Permettetemi di evidenziare che, specie in persone che sono cresciute in ambienti ad alto tasso di criminalità, in realtà l'ambiente di detenzione non è altro che una dependance costrittiva e punitiva ma contigua a detti ambienti, dove si continuano a coltivare gli stessi principi della società criminale esterna.
In quei casi l'aspetto afflittivo della pena non è accompagnato in concreto da alcun aspetto rieducativo, che è oggetto di sostanziale rifiuto. Questo fenomeno è alla base del dibattito sulla opportunità che, specie i detenuti più giovani o meno convinti possano essere "separati" dagli oltranzisti per tentare la rieducazione con maggiore efficacia.
Non tutti possono essere recuperati, se non vogliono aprirsi ad un ripensamento esistenziale.
Triste, ma è la realtà.
Con le dovute differenziazioni, mutatis mutandis, qualcosa del genere avviene per il pentimento indotto, al quale ho fatto sopra cenno.
Sotto l'apparenza del pentimento indotto, poi, si possono nascondere motivazioni reali non particolarmente nobili e sentimentali come in apparenza si vuol far credere.
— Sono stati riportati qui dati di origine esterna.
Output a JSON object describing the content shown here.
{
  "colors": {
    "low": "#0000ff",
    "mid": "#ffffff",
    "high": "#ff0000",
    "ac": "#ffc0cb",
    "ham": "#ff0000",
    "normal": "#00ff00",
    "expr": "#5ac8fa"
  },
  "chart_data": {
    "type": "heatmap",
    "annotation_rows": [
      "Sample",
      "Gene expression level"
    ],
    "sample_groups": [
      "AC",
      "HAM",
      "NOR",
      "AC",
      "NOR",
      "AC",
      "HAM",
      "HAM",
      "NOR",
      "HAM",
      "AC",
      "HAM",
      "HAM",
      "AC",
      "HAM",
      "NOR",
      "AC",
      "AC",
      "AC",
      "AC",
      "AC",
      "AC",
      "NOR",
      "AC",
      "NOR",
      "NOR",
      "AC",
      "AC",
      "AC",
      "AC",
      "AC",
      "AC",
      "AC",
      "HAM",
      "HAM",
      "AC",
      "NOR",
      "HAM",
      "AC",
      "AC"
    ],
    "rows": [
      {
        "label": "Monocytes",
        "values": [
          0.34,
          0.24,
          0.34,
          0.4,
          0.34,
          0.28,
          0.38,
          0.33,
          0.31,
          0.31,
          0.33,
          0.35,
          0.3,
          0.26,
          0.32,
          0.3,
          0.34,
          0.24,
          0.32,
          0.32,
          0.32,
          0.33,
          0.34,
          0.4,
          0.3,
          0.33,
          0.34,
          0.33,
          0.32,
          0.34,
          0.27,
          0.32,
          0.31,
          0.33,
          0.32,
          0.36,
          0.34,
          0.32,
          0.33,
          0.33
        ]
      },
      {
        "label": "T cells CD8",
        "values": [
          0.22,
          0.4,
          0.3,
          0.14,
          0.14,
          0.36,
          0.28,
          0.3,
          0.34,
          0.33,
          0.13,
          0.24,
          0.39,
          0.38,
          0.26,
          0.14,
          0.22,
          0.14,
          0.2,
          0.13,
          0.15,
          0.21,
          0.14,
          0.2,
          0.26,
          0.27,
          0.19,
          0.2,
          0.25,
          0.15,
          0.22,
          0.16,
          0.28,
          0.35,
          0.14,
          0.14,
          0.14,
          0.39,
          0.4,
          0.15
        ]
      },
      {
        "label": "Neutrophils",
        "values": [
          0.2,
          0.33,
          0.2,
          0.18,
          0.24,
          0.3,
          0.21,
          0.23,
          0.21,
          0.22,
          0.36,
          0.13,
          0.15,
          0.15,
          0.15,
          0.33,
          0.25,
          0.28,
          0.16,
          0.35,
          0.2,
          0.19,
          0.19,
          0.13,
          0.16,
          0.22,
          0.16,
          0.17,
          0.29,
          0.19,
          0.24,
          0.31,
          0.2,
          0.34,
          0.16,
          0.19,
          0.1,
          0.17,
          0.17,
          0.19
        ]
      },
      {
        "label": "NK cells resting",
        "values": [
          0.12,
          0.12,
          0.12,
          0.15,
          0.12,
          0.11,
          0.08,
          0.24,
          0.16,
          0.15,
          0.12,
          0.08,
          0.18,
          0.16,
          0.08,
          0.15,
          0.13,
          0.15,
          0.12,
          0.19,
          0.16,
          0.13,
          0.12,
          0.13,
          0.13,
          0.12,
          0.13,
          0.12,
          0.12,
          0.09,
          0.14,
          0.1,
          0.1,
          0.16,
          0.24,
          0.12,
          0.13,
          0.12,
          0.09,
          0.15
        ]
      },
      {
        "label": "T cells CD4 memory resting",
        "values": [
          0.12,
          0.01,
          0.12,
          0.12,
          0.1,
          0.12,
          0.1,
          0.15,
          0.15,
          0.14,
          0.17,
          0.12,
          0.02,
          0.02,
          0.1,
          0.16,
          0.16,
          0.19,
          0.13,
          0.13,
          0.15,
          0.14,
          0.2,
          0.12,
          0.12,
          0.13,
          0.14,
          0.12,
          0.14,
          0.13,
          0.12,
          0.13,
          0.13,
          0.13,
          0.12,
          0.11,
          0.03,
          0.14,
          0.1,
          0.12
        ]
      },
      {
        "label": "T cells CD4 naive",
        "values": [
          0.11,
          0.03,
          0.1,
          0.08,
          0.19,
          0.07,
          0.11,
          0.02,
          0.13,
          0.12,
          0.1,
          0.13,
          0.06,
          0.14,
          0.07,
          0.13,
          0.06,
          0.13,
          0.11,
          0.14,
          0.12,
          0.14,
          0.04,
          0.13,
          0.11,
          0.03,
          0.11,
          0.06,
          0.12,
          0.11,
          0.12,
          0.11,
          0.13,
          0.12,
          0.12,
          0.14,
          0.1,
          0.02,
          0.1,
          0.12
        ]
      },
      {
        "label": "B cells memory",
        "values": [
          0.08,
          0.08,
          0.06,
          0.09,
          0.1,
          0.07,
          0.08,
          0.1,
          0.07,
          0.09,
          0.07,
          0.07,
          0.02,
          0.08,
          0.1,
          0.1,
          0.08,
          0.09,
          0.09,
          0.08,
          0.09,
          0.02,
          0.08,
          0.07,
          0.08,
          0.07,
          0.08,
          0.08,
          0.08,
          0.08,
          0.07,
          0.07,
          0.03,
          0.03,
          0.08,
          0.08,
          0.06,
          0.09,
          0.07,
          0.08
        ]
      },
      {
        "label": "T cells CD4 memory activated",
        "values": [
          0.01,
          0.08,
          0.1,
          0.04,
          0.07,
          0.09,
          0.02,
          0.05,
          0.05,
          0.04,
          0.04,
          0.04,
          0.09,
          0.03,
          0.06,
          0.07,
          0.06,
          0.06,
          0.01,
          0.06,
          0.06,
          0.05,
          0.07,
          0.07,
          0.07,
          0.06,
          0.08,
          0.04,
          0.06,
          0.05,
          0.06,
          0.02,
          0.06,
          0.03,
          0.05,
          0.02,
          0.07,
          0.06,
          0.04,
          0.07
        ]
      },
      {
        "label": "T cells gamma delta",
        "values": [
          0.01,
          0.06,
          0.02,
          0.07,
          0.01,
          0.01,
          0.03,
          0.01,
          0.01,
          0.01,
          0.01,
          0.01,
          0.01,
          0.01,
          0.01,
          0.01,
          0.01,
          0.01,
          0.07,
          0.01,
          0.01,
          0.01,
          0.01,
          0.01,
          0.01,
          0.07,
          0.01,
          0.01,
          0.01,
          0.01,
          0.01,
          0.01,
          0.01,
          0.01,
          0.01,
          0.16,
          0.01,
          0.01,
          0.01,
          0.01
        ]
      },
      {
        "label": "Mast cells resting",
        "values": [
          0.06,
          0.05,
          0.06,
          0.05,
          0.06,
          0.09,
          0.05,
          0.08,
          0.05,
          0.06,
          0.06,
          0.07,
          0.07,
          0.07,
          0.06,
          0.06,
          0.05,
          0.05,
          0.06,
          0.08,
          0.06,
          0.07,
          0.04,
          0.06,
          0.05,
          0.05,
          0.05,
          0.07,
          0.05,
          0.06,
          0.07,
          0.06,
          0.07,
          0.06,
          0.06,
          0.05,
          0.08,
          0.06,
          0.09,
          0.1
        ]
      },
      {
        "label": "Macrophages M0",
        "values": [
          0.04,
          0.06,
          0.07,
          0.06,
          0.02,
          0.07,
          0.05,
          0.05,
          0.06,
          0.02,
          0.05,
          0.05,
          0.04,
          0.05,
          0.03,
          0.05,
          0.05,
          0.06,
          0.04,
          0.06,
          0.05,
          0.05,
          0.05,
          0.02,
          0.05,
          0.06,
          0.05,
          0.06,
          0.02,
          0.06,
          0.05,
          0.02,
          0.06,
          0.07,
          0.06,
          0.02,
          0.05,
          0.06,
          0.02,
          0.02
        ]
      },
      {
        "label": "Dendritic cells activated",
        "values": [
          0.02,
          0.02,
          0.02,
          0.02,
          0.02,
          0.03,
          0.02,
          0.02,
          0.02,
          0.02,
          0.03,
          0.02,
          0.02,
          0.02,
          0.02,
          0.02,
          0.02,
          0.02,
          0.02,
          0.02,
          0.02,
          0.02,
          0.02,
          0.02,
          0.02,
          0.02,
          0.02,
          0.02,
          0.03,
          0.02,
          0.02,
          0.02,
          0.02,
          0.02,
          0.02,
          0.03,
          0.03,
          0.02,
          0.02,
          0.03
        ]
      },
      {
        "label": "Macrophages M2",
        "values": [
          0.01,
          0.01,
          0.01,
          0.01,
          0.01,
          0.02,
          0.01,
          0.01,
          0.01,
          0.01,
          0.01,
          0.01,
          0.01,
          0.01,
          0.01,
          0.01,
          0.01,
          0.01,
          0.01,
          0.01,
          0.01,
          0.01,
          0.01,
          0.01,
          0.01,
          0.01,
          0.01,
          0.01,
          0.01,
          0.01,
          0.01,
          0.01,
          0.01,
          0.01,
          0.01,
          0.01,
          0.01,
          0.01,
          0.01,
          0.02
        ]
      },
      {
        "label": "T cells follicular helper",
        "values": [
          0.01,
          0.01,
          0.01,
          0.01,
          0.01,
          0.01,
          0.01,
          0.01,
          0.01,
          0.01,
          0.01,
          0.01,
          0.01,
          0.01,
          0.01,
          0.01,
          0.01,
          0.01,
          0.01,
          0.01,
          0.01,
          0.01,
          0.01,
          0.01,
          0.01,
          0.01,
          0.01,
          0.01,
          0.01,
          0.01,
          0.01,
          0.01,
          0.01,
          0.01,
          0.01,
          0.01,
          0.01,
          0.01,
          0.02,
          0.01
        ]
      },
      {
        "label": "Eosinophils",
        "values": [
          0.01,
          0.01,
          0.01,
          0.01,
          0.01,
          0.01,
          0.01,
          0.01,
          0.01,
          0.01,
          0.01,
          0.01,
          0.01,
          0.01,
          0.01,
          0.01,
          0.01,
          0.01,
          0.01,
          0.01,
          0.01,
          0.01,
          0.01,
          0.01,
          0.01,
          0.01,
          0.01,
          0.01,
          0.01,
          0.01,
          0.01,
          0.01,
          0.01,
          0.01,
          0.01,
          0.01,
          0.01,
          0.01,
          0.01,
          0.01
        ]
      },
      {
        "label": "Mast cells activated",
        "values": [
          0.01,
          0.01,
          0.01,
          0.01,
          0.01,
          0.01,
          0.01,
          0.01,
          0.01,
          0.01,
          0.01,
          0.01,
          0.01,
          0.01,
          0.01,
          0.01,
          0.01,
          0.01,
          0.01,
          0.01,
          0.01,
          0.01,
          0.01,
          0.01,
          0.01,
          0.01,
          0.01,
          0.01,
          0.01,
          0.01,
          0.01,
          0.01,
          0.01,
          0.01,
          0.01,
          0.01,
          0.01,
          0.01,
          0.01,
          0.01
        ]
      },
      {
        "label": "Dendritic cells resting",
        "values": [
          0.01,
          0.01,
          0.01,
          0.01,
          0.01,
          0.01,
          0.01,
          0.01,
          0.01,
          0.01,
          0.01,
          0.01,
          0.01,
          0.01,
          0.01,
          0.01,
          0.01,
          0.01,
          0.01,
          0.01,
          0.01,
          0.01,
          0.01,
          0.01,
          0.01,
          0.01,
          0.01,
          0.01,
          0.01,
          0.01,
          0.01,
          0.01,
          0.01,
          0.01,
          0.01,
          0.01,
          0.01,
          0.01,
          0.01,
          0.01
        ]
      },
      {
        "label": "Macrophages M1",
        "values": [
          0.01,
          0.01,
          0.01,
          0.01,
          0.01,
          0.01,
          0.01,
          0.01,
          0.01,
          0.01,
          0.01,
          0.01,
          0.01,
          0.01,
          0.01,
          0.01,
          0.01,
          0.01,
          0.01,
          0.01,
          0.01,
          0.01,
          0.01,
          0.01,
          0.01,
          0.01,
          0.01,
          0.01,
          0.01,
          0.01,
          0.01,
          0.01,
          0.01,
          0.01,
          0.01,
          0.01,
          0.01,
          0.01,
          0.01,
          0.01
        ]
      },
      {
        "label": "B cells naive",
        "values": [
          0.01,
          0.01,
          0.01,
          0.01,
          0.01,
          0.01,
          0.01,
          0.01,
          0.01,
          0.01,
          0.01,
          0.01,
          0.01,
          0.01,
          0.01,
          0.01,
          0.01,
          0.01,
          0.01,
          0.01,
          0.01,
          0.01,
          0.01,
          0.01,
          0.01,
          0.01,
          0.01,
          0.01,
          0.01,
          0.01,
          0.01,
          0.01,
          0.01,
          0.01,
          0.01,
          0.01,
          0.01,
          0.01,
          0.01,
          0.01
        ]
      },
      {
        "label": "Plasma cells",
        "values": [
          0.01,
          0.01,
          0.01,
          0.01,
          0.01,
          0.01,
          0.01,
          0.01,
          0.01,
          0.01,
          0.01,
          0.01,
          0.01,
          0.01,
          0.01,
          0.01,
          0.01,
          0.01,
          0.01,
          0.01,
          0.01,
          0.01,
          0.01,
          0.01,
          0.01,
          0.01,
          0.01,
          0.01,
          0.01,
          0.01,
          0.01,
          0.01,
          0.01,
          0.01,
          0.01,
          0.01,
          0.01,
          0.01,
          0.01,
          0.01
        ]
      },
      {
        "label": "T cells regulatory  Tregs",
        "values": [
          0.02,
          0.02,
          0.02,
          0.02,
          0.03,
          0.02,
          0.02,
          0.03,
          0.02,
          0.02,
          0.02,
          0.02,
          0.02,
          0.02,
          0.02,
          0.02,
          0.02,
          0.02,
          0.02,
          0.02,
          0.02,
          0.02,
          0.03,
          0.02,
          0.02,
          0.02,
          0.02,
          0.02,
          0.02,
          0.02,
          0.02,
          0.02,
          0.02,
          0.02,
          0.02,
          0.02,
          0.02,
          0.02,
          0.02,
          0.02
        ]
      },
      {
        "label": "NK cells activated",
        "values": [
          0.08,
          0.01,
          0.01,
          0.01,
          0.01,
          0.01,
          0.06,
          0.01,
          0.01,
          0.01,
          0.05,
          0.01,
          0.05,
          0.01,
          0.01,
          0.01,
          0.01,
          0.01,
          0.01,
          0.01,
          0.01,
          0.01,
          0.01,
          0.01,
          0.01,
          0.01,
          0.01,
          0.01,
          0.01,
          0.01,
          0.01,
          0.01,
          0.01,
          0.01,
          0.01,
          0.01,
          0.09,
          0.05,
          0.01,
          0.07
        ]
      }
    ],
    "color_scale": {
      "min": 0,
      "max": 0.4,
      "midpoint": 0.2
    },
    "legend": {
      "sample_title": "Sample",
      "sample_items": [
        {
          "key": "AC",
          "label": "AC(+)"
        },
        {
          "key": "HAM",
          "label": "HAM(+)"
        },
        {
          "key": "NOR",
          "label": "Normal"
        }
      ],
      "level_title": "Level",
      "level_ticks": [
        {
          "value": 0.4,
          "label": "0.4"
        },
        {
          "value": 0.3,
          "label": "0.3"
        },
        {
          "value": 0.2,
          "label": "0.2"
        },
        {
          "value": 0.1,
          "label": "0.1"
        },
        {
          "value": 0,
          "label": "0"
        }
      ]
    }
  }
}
Per dirne una, come esempio, a prescindere da interessi squisitamente economici, c'è stato un caso che ben ricordo in cui, in una conversazione telefonica (captata) di una moglie traditrice con una amica emerse che il pentimento e l'allontanamento dall'amante era stato causato in realtà dalla scoperta che costui avesse una dipendenza grave da pratiche sessuali con transessuali, non dalla riviviscenza del sentimento nei confronti del marito tradito.